5. Il appartient à l’autorité administrative, lorsqu’elle envisage de refuser la délivrance du titre de séjour prévu par l’article L. 425-9 du code de l’entrée et du séjour des étrangers et du droit d’asile, de vérifier, au vu de l’avis émis par le collège des médecins du service médical de l’Office français de l’immigration et de l’intégration, que cette décision ne peut avoir de conséquences d’une exceptionnelle gravité sur l’état de santé de l’étranger, et en particulier d’apprécier, sous le contrôle du juge de l’excès de pouvoir, la nature et la gravité des risques qu’entraînerait un défaut de prise en charge médicale dans le pays dont l’étranger est originaire. Lorsque le défaut de prise en charge risque d’avoir des conséquences d’une exceptionnelle gravité sur la santé de l’étranger, l’autorité administrative ne peut légalement refuser le titre de séjour sollicité que s’il existe des possibilités de traitement approprié de l’affection en cause dans son pays d’origine. Si de telles possibilités existent mais que l’étranger fait valoir qu’il ne peut en bénéficier, soit parce qu’elles ne sont pas accessibles à la généralité de la population, eu égard notamment aux coûts du traitement ou à l’absence de modes de prise en charge adaptés, soit parce qu’en dépit de leur accessibilité, des circonstances exceptionnelles tirées des particularités de sa situation personnelle l’empêcheraient d’y accéder effectivement, il appartient à cette même autorité, au vu de l’ensemble des informations dont elle dispose, d’apprécier si cet étranger peut ou non bénéficier effectivement d’un traitement approprié dans son pays d’origine.

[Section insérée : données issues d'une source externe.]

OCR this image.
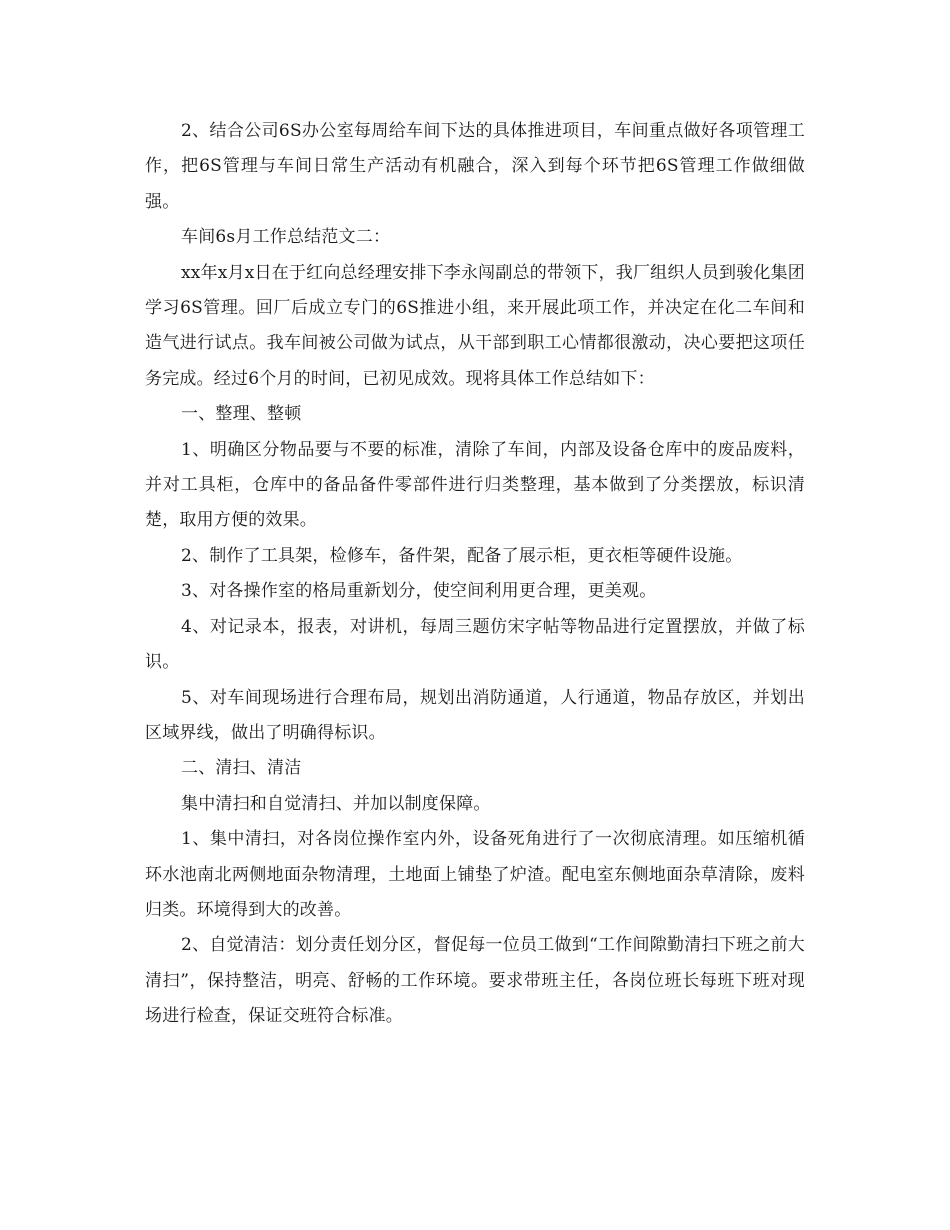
2、结合公司6S办公室每周给车间下达的具体推进项目，车间重点做好各项管理工作，把6S管理与车间日常生产活动有机融合，深入到每个环节把6S管理工作做细做强。

车间6s月工作总结范文二：

xx年x月x日在于红向总经理安排下李永闯副总的带领下，我厂组织人员到骏化集团学习6S管理。回厂后成立专门的6S推进小组，来开展此项工作，并决定在化二车间和造气进行试点。我车间被公司做为试点，从干部到职工心情都很激动，决心要把这项任务完成。经过6个月的时间，已初见成效。现将具体工作总结如下：

一、整理、整顿

1、明确区分物品要与不要的标准，清除了车间，内部及设备仓库中的废品废料，并对工具柜，仓库中的备品备件零部件进行归类整理，基本做到了分类摆放，标识清楚，取用方便的效果。

2、制作了工具架，检修车，备件架，配备了展示柜，更衣柜等硬件设施。

3、对各操作室的格局重新划分，使空间利用更合理，更美观。

4、对记录本，报表，对讲机，每周三题仿宋字帖等物品进行定置摆放，并做了标识。

5、对车间现场进行合理布局，规划出消防通道，人行通道，物品存放区，并划出区域界线，做出了明确得标识。

二、清扫、清洁

集中清扫和自觉清扫、并加以制度保障。

1、集中清扫，对各岗位操作室内外，设备死角进行了一次彻底清理。如压缩机循环水池南北两侧地面杂物清理，土地面上铺垫了炉渣。配电室东侧地面杂草清除，废料归类。环境得到大的改善。

2、自觉清洁：划分责任划分区，督促每一位员工做到“工作间隙勤清扫下班之前大清扫”，保持整洁，明亮、舒畅的工作环境。要求带班主任，各岗位班长每班下班对现场进行检查，保证交班符合标准。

6. Pour déterminer si un étranger peut bénéficier effectivement dans le pays dont il est originaire d’un traitement médical approprié, au sens de l’article L. 425-9 précité, il convient de s’assurer, eu égard à la pathologie de l’intéressé, de l’existence d’un traitement approprié et de sa disponibilité dans des conditions permettant d’y avoir accès, et non de rechercher si les soins dans le pays d’origine sont équivalents à ceux offerts en France ou en Europe.
7. Pour refuser de délivrer à M. A… la délivrance du titre de séjour sollicité sur le fondement des dispositions citées au point 3, la préfète de l’Aube s’est, notamment, fondée sur l’avis du 25 juillet 2023 du collège des médecins de l’OFII qui indique que l’état de santé de l’intéressé nécessite une prise en charge médicale dont le défaut pourrait entraîner des conséquences d’une exceptionnelle gravité, qu’il peut bénéficier effectivement d’un traitement approprié dans son pays d’origine et qu’à la date de cet avis, son état de santé lui permet de voyager sans risque vers son pays d’origine.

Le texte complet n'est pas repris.